Tests for the two likely infectious suspects influenza-A, which is running rampant through Arizona and the rest of the country, and the so-called invasive group A strep, which can quickly lead to organ failure and death have so far turned up negative, according to an ADHS official.

Blood tests are still being run on the teens, and they will be for the next few weeks to see if they develop antibodies to specific bacteria or viral organisms. "It's not like the movie 'Outbreak.' We haven't had to put these kids on ventilators, and that's good news," said Dr. John Barbererii, an emergency room physician with the hospital. "Instead of continuing to get very, very sick, these patients have all done very well with antibiotics and supportive care."

The cluster of patients began about a week after a 2-year-old boy was brought to the hospital already seriously ill.
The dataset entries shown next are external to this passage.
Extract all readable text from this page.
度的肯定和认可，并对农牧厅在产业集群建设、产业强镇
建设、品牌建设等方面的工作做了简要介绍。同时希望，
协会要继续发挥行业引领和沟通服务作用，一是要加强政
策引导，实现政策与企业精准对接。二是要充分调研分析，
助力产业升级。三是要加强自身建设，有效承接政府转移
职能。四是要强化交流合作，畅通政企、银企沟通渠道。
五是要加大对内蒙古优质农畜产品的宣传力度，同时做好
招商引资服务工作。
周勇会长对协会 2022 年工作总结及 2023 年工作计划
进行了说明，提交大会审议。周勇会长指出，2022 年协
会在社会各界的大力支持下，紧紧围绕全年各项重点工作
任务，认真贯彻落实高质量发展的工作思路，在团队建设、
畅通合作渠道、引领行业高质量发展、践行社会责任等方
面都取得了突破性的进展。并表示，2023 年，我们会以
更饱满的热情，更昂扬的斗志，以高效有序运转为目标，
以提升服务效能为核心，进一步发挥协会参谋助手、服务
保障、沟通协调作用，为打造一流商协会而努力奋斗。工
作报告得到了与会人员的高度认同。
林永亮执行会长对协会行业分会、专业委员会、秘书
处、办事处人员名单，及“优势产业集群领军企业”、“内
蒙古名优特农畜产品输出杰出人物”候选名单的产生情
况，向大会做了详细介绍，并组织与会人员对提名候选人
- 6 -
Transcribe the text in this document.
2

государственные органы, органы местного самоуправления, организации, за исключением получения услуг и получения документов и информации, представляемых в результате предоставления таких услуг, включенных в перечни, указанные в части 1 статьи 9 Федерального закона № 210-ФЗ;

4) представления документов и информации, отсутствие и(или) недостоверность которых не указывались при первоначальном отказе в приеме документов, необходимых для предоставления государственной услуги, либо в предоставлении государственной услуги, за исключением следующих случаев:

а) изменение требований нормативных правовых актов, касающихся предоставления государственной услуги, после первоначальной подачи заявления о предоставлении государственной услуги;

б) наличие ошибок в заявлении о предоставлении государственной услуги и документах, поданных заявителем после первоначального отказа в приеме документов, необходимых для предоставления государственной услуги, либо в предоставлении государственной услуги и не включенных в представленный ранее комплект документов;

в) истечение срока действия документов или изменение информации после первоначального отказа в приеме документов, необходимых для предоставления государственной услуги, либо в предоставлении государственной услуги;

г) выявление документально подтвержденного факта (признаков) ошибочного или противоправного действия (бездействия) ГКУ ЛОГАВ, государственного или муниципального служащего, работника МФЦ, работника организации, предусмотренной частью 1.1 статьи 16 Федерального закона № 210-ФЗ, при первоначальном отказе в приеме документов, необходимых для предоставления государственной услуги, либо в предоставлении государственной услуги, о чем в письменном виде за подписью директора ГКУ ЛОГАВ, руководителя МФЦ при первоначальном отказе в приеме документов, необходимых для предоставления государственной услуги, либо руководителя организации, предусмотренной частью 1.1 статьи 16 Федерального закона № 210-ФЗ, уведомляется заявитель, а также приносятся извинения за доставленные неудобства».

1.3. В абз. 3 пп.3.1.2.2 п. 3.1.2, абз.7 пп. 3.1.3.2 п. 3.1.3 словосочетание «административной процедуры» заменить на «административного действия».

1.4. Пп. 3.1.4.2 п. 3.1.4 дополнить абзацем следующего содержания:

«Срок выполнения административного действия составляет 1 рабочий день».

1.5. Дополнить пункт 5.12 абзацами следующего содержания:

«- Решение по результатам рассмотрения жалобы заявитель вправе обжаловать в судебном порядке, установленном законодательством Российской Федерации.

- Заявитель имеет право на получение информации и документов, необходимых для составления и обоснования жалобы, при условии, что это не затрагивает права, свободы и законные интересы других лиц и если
Within a few hours he was dead. But according to Betty Ann Hazell of Mount Graham Community Hospital, the death and subsequent illnesses are not related.

Also, those who have developed RSV (which could develop into pneumonia and bronchitis) are not directly related to the illnesses that sent the two teems to a Tucson hospital.

An autopsy performed at Tucson Medical Center confirmed the 2-year-old had died from pneumonia and sepsis (an infected bloodstream) brought on by invasive strep. Hazell said residents in the area could be suffering not from one, but several different types of contagious illnesses making their way through the Gila Valley, including influenza, RSV and other viruses.

She said the ADHS and CDC were unsure if the problems affecting the teens was a new viral strain or just a combination of viral infections. RSV symptoms include a high, persistent fever above 101 degrees, shortness of breath, excessive vomiting, dry skin, coughing up blood and the inability to take in fluid. Dr. Barbererii said that if these symptoms arise, particularly among teens or children, the patient should be evaluated by the primary care physician or in the hospital's emergency room.

'We often see a lot of elderly patients in our hospital for these type of symptoms each winter. But we are seeing a large number of teens this year," Hazell said.

The ADHS said that parents who see their children suffer the same type of flu-like symptoms that affected the teens sudden high fever, rapid heart rate, plummeting blood pressure and respiratory distress shouldn't simply give the child Tylenol and send them off to bed. They suggested notifying the family physician, and if the child continues to be getting progressively more ill, they should consider the condition serious and immediately see the doctor or take the child to the emergency room.